The second prerequisite is an air vortex over the Arctic that remains stable until into April and keeps the polar air masses it encloses cut off from an exchange with warmer air layers from the south. In this connection Rex refers to a “pot in which an ozone hole can unfold”. This phenomenon called a “polar vortex” occurs over both polar regions every winter, but is usually less stable over the Arctic and collapses considerably earlier in spring than over the Antarctic. Extreme cold over the Arctic and a stable polar vortex mutually reinforce each other, however, so it is not surprising that this vortex over the Arctic was much more stable in the Arctic winter of 2011 than was otherwise the case.
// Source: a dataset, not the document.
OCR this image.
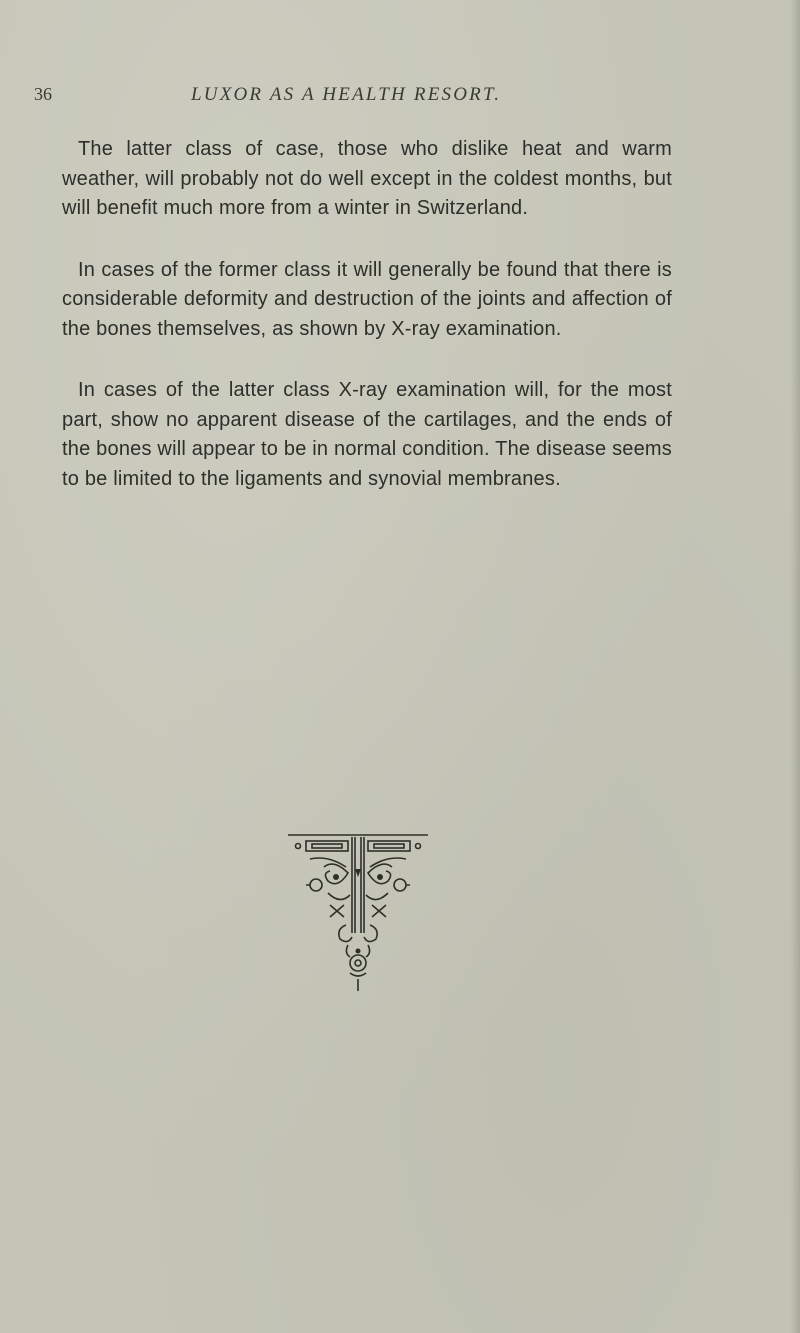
36	LUXOR AS A HEALTH RESORT.

The latter class of case, those who dislike heat and warm weather, will probably not do well except in the coldest months, but will benefit much more from a winter in Switzerland.

In cases of the former class it will generally be found that there is considerable deformity and destruction of the joints and affection of the bones themselves, as shown by X-ray examination.

In cases of the latter class X-ray examination will, for the most part, show no apparent disease of the cartilages, and the ends of the bones will appear to be in normal condition. The disease seems to be limited to the ligaments and synovial membranes.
The vortex remained intact until into the second half of April, thus enabling unhindered formation of the ozone hole and preventing ozone-richer air from temperate latitudes from flowing in.
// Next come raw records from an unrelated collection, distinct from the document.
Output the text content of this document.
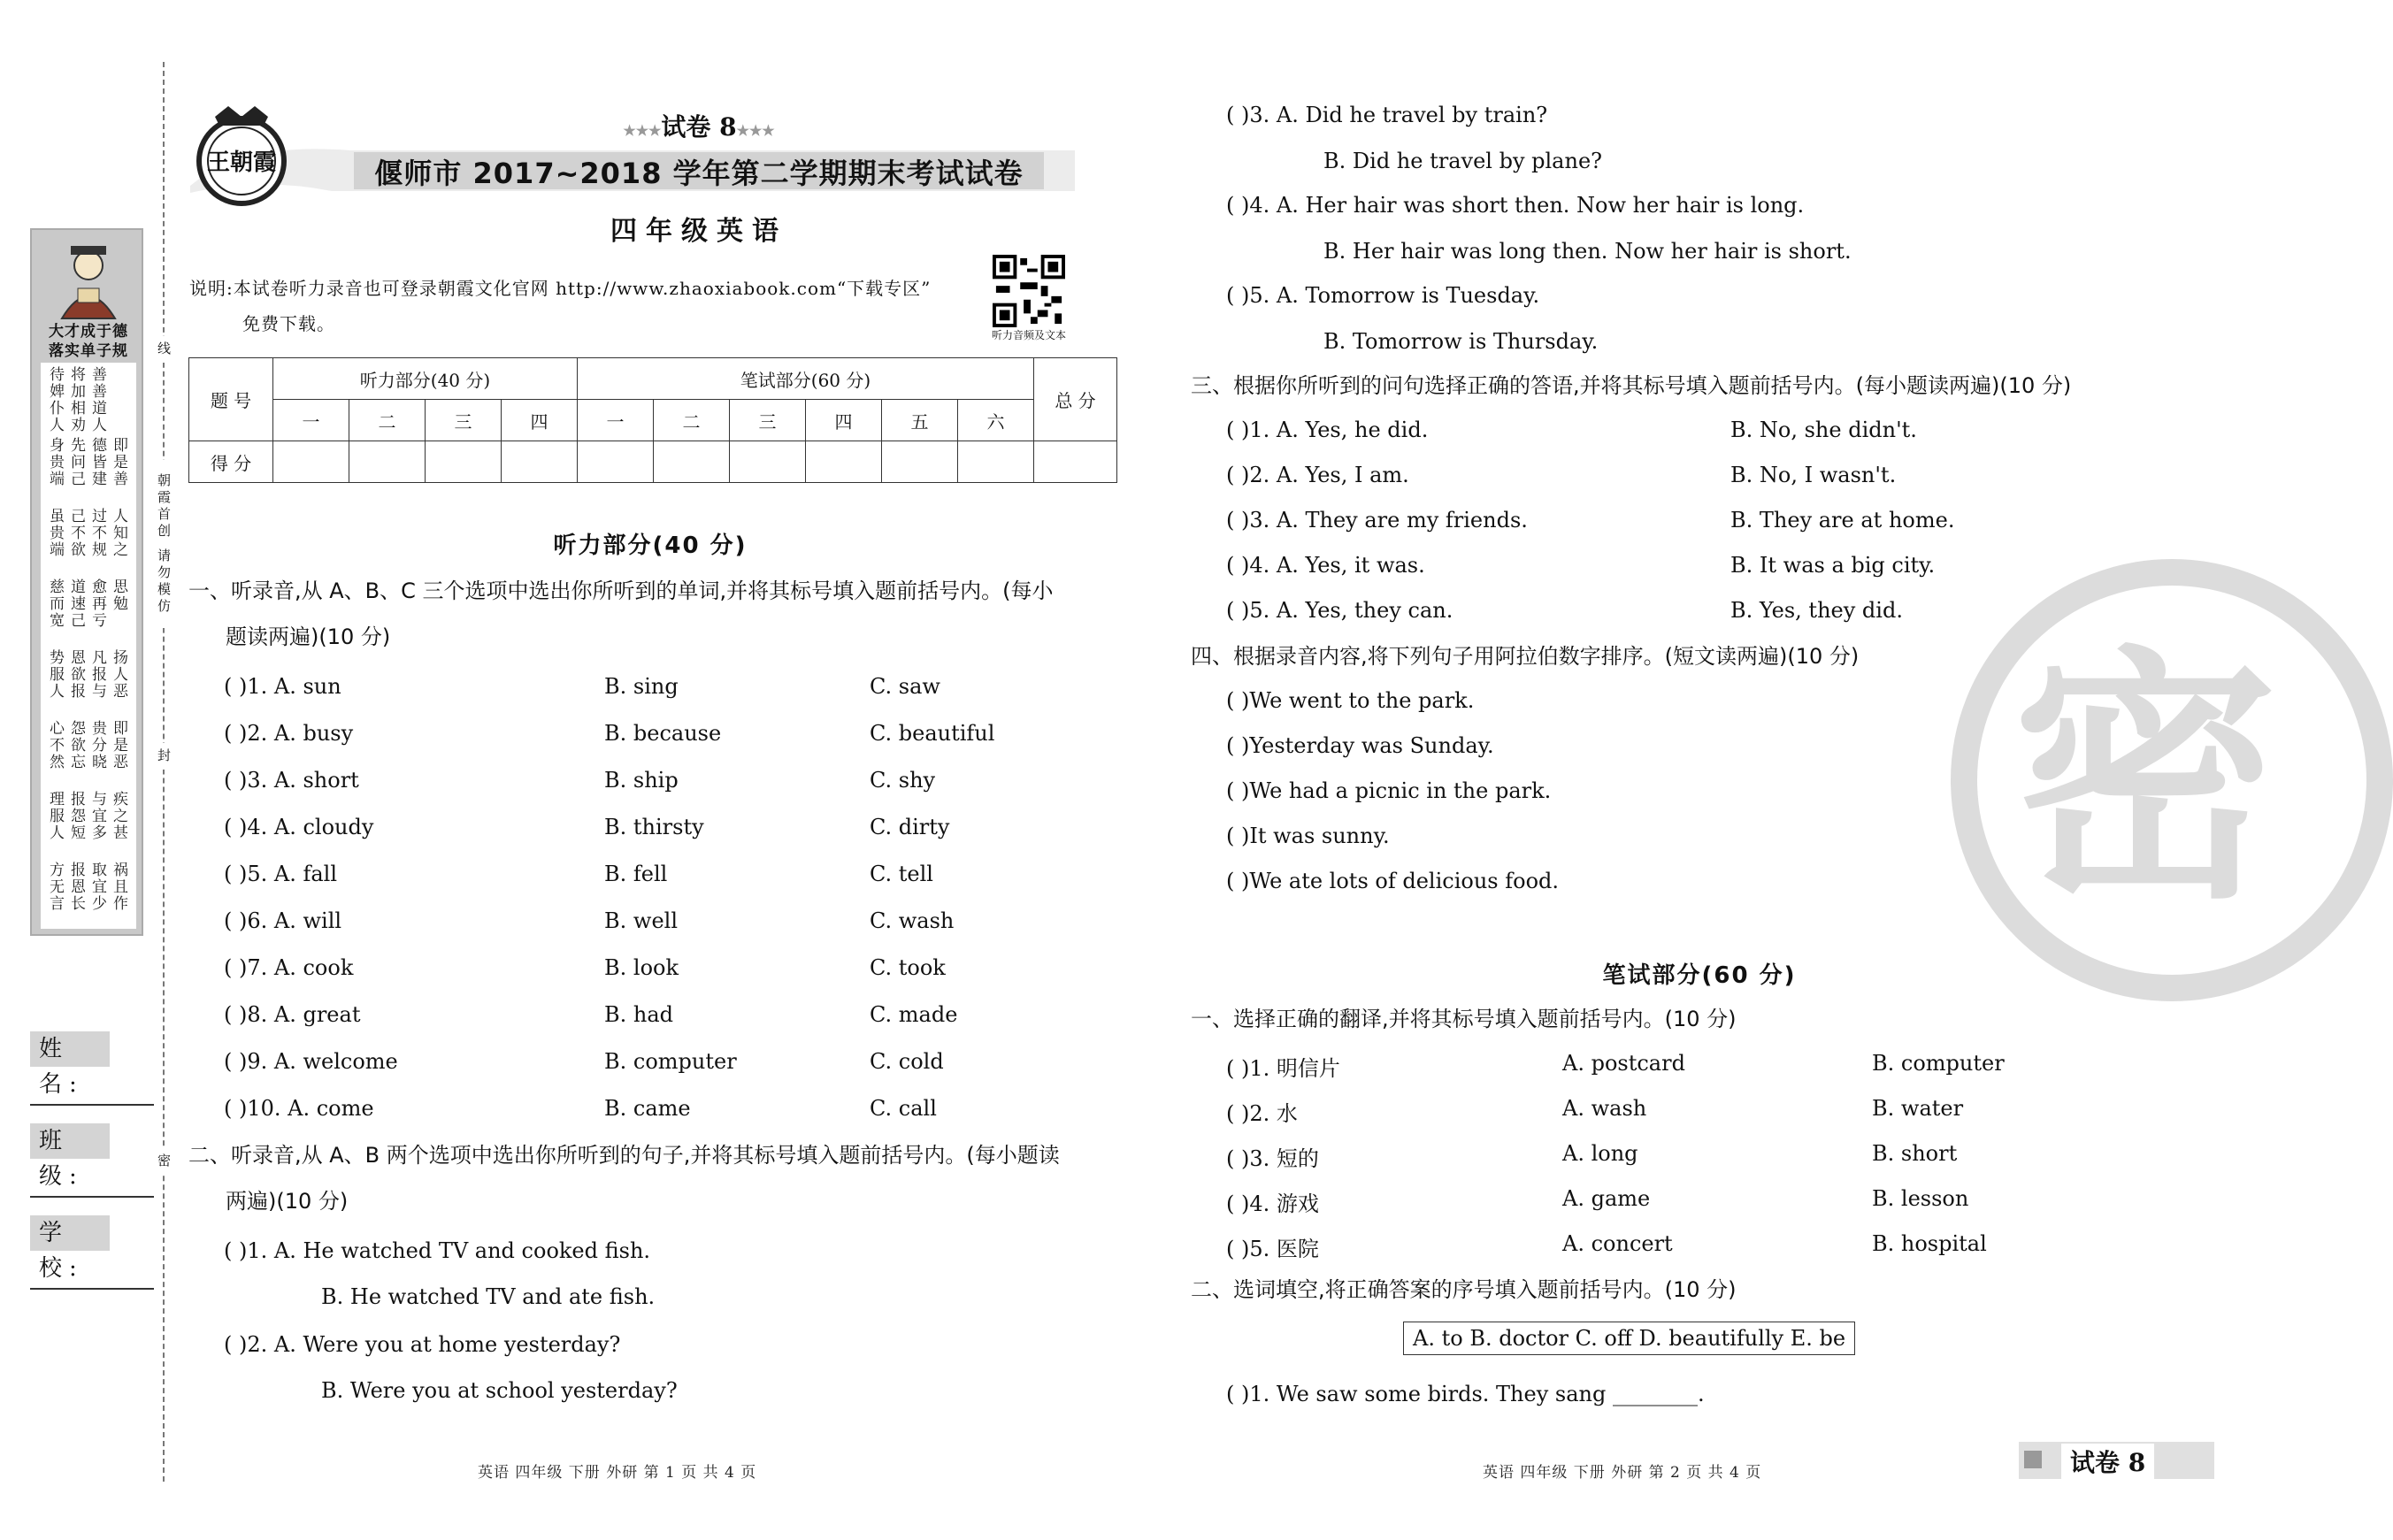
大才成于德
落实单子规
待婢仆人 将加相劝 善善道人
身贵端 先问己 德皆建 即是善
虽贵端 己不欲 过不规 人知之
慈而宽 道速己 愈再亏 思勉
势服人 恩欲报 凡报与 扬人恶
心不然 怨欲忘 贵分晓 即是恶
理服人 报怨短 与宜多 疾之甚
方无言 报恩长 取宜少 祸且作
线
朝霞首创 请勿模仿
封
密
姓 名:
班 级:
学 校:
王朝霞
★★★试卷 8★★★
偃师市 2017~2018 学年第二学期期末考试试卷
四年级英语
说明:本试卷听力录音也可登录朝霞文化官网 http://www.zhaoxiabook.com“下载专区”
免费下载。
听力音频及文本
题 号	听力部分(40 分)				笔试部分(60 分)						总 分
	一	二	三	四	一	二	三	四	五	六	
得 分											
听力部分(40 分)
一、听录音,从 A、B、C 三个选项中选出你所听到的单词,并将其标号填入题前括号内。(每小
题读两遍)(10 分)
( )1. A. sun	B. sing	C. saw
( )2. A. busy	B. because	C. beautiful
( )3. A. short	B. ship	C. shy
( )4. A. cloudy	B. thirsty	C. dirty
( )5. A. fall	B. fell	C. tell
( )6. A. will	B. well	C. wash
( )7. A. cook	B. look	C. took
( )8. A. great	B. had	C. made
( )9. A. welcome	B. computer	C. cold
( )10. A. come	B. came	C. call
二、听录音,从 A、B 两个选项中选出你所听到的句子,并将其标号填入题前括号内。(每小题读
两遍)(10 分)
( )1. A. He watched TV and cooked fish.
B. He watched TV and ate fish.
( )2. A. Were you at home yesterday?
B. Were you at school yesterday?
( )3. A. Did he travel by train?
B. Did he travel by plane?
( )4. A. Her hair was short then. Now her hair is long.
B. Her hair was long then. Now her hair is short.
( )5. A. Tomorrow is Tuesday.
B. Tomorrow is Thursday.
三、根据你所听到的问句选择正确的答语,并将其标号填入题前括号内。(每小题读两遍)(10 分)
( )1. A. Yes, he did.	B. No, she didn't.
( )2. A. Yes, I am.	B. No, I wasn't.
( )3. A. They are my friends.	B. They are at home.
( )4. A. Yes, it was.	B. It was a big city.
( )5. A. Yes, they can.	B. Yes, they did.
四、根据录音内容,将下列句子用阿拉伯数字排序。(短文读两遍)(10 分)
( )We went to the park.
( )Yesterday was Sunday.
( )We had a picnic in the park.
( )It was sunny.
( )We ate lots of delicious food.
笔试部分(60 分)
一、选择正确的翻译,并将其标号填入题前括号内。(10 分)
( )1. 明信片	A. postcard	B. computer
( )2. 水	A. wash	B. water
( )3. 短的	A. long	B. short
( )4. 游戏	A. game	B. lesson
( )5. 医院	A. concert	B. hospital
二、选词填空,将正确答案的序号填入题前括号内。(10 分)
A. to B. doctor C. off D. beautifully E. be
( )1. We saw some birds. They sang ________.
密
英语 四年级 下册 外研 第 1 页 共 4 页	英语 四年级 下册 外研 第 2 页 共 4 页	试卷 8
Signs of a long-term trend?
The temperatures in the stratosphere, which are unusually low for the Arctic, are part of a long-term trend. “The temperatures in the Arctic stratosphere have been recorded through measurements by an international network of balloon sounding stations for over 40 years,” explains Markus Rex. “Using these data, we were able to prove that cold winters, which occur in the stratosphere roughly once in five years, became colder and colder during this period and the proportion of stratospheric clouds in the polar vortex has risen. This year we seem to have reached for the first time a level in the Arctic where anthropogenic pollution with ozone-destroying substances leads to an ozone hole.” The formation of the ozone hole over the northern hemisphere was therefore made possible in the first place by these long-term climate changes in the Arctic atmosphere. The very slow decline in pollutant concentration in the stratosphere due to the respective long lifetime will permit formation of ozone holes at correspondingly low temperatures into the second half of the century.

But why does the temperature in the Arctic stratosphere at an altitude of 20 kilometres drop even though, as is generally known, a significant warming has taken place on the ground, particularly in the Arctic, due to climate change? To put it in a simplified manner, the Earth’s atmosphere consists of two different air masses, i.e. the troposphere and stratosphere, that are separated by a relatively impermeable boundary layer. This boundary layer, the so-called tropopause, is located at an altitude of around 8 to 10 kilometres. When gases that influence the climate, such as CO2, increasingly retain the thermal radiation of the ground in the troposphere, less thermal radiation reaches the higher stratosphere on balance. The stratosphere thus tends to get colder. Moreover, carbon dioxide has a cooling effect in the winter polar stratosphere, contrary to in the lower air layers. Since, given a generally higher CO2 concentration in the Earth’s atmosphere, the CO2 concentration also rises in the upper air layers, the cooling tendency is additionally reinforced in this way. The observed cooling of the stratosphere fits in with this picture and is therefore forecast by all climate models.

Will an ozone hole regularly occur over the Arctic in future?
Can we regularly expect an ozone hole in the Arctic in future as is now the rule in the Antarctic? Markus Rex is cautious with such predictions. “At the moment no one can say that,” states the Potsdam atmospheric physicist. Particularly during the polar winter temperatures are also influenced by processes in the atmosphere that are not well understood yet and have their starting point in our weather systems. It is unclear how climate change will further influence these processes. “As extremely low temperatures occur only occasionally in the Arctic stratosphere, however, we do not assume that Antarctic conditions can come about over the Arctic every winter in future. But it is certainly possible that such extreme conditions – should they increasingly occur in connection with continuation of the currently observed trend – will then lead to an even greater ozone loss than in this year.”